# Equilibrium with substitute goods

I am attempting to solve the following problem

The demand functions for two substitute goods, the production cost of which equals $$c_1$$ and $$c_2$$, are $$q_1 = a_1 + b_{11}p_1 + b_{12}p_2$$ and $$q_2 = a_2 + b_{21}p_1 + b_{22}p_2$$.

How can I find equilibrium under simultaneous and sequential interaction in a price oligopoly

(the values of the coefficients $$a_1,a_2,b_{11} ...$$ can be selected by yourself. Although, if I'm not mistaken, the sign matter)

I need help in understanding the difference between simultanious and sequential interaction solution

• @HerrK, first of all I have to figure out the condition for substitute goods Apr 24, 2021 at 11:11
• What is a price oligopoly? Apr 24, 2021 at 11:51
• Firms choose quantities? Apr 24, 2021 at 12:15
• That gives you the simultaneous version. For the Otter, the second one to player faces the same problem. You can substitute the solutution into the maximization problem of the first. But you should have seen this before. Apr 24, 2021 at 20:32

Let's start by writing down the profit functions: $$\pi_1 = p_1 q_1 - c_1 q_1 = (p_1 - c_1) q_1 = (p_1 - c_1)(a_1 + b_{11} p_1+b_{12} p_2)$$ and similarlily: $$\pi_2 = (p_2 - c_2)(a_2 + b_{21} p_1 +b_{22} p_2)$$

In a simultaneous equilibrium, both firms simultaneously maximize their profits taking the strategies of the players as given.

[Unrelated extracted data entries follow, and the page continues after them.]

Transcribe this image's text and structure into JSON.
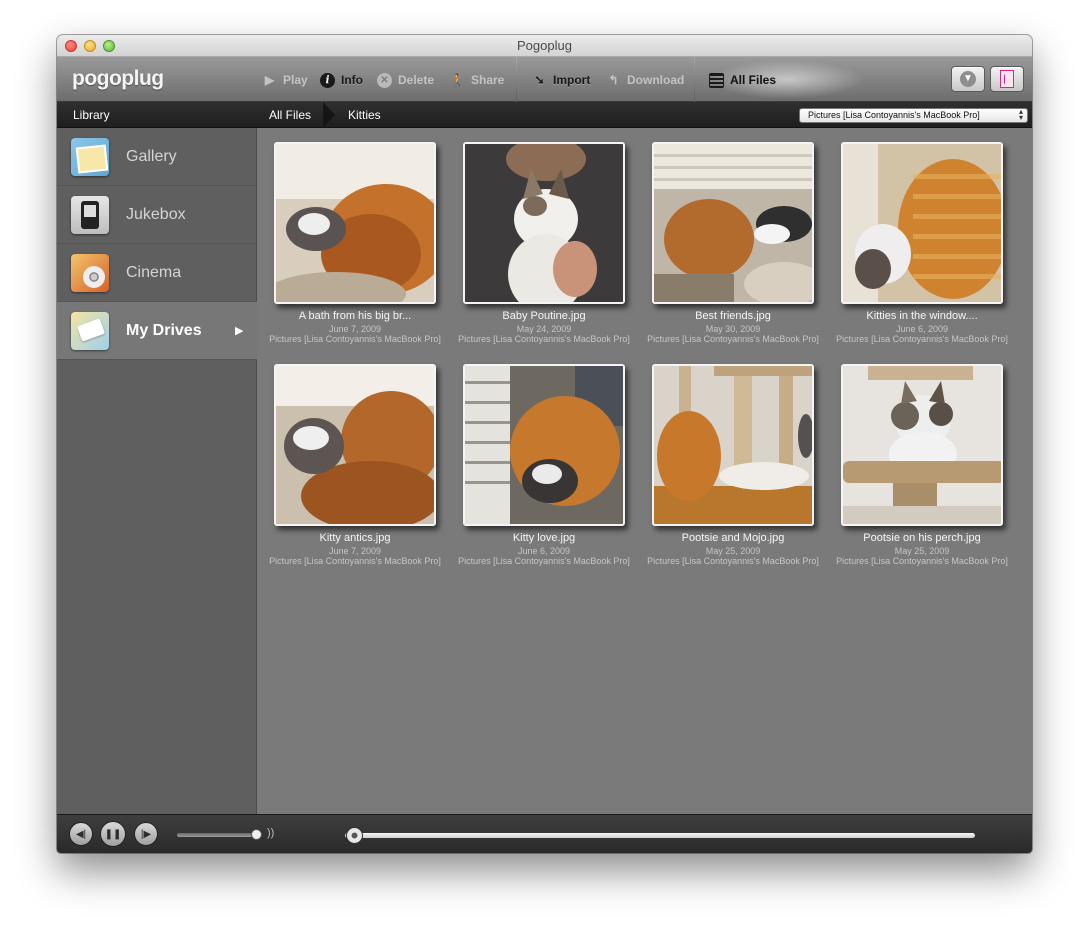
{
  "window": {
    "title": "Pogoplug"
  },
  "toolbar": {
    "logo": "pogoplug",
    "buttons": [
      {
        "label": "Play",
        "icon": "play-icon",
        "enabled": false
      },
      {
        "label": "Info",
        "icon": "info-icon",
        "enabled": true
      },
      {
        "label": "Delete",
        "icon": "delete-icon",
        "enabled": false
      },
      {
        "label": "Share",
        "icon": "share-icon",
        "enabled": false
      },
      {
        "label": "Import",
        "icon": "import-icon",
        "enabled": true
      },
      {
        "label": "Download",
        "icon": "download-icon",
        "enabled": false
      },
      {
        "label": "All Files",
        "icon": "all-files-icon",
        "enabled": true,
        "selected": true
      }
    ]
  },
  "breadcrumb": {
    "library": "Library",
    "items": [
      "All Files",
      "Kitties"
    ],
    "source_select": "Pictures [Lisa Contoyannis's MacBook Pro]"
  },
  "sidebar": {
    "items": [
      {
        "label": "Gallery",
        "icon": "gallery-icon",
        "active": false
      },
      {
        "label": "Jukebox",
        "icon": "jukebox-icon",
        "active": false
      },
      {
        "label": "Cinema",
        "icon": "cinema-icon",
        "active": false
      },
      {
        "label": "My Drives",
        "icon": "drives-icon",
        "active": true
      }
    ]
  },
  "files": [
    {
      "name": "A bath from his big br...",
      "date": "June 7, 2009",
      "source": "Pictures [Lisa Contoyannis's MacBook Pro]"
    },
    {
      "name": "Baby Poutine.jpg",
      "date": "May 24, 2009",
      "source": "Pictures [Lisa Contoyannis's MacBook Pro]"
    },
    {
      "name": "Best friends.jpg",
      "date": "May 30, 2009",
      "source": "Pictures [Lisa Contoyannis's MacBook Pro]"
    },
    {
      "name": "Kitties in the window....",
      "date": "June 6, 2009",
      "source": "Pictures [Lisa Contoyannis's MacBook Pro]"
    },
    {
      "name": "Kitty antics.jpg",
      "date": "June 7, 2009",
      "source": "Pictures [Lisa Contoyannis's MacBook Pro]"
    },
    {
      "name": "Kitty love.jpg",
      "date": "June 6, 2009",
      "source": "Pictures [Lisa Contoyannis's MacBook Pro]"
    },
    {
      "name": "Pootsie and Mojo.jpg",
      "date": "May 25, 2009",
      "source": "Pictures [Lisa Contoyannis's MacBook Pro]"
    },
    {
      "name": "Pootsie on his perch.jpg",
      "date": "May 25, 2009",
      "source": "Pictures [Lisa Contoyannis's MacBook Pro]"
    }
  ],
  "player": {
    "volume": 0.98,
    "position": 0.0
  },
  "colors": {
    "sidebar_bg": "#5f5f5f",
    "sidebar_active": "#777777",
    "content_bg": "#7a7a7a",
    "accent_exit": "#d22a7a"
  }
}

Doing this will give you a best response of player 1 that will be a function of $$p_2$$: $$p_1 = p_1^\ast(p_2)$$. Similarly, the best response of player 2 will be a function of $$p_1$$: $$p_2 = p_2^\ast(p_1)$$. In a Nash equilibrium, you are looking for a solution for both equations simultaneously: $$p_1 = p_1^\ast(p_2),\\ p_2 = p_2^\ast(p_1).$$

In a sequential equilibrium on the other hand, you assume that one firm, say 1, chooses $$p_1$$ first and next firm 2 decides in $$q_2$$, after being informed about the value of $$q_1$$ chosen by firm 1. Firm 1, however, is smart enough, such that it can predict the optimal action that firm 2 is going to take in stage 2.

As such, we solve the game by backward induction, first solving for firm 2, giving $$p_2 = p_2^\ast(p_1)$$ and then we substitute this into the profit function of firm 1. $$\pi_1 = (p_1 - c_1)(a_1 + b_{11} p_1+b_{12} p_2^\ast(p_1))$$ This substitution conforms to the fact that player 1 knows that by choosing $$p_1$$ it will influence the price of firm 2. So firm 1 takes the future behaviour of firm 2 into account when choosing its optimal level of $$q_1$$.

Maximizing $$\pi_1$$ with respect to $$p_1$$ will give an optimal value $$p_1^\ast$$ (which will no longer be a function of $$p_2$$).

Then, to compute the equilibrium, you substitute this value into the best response for firm 2: $$p_2 = p_2^\ast(p_1^\ast).$$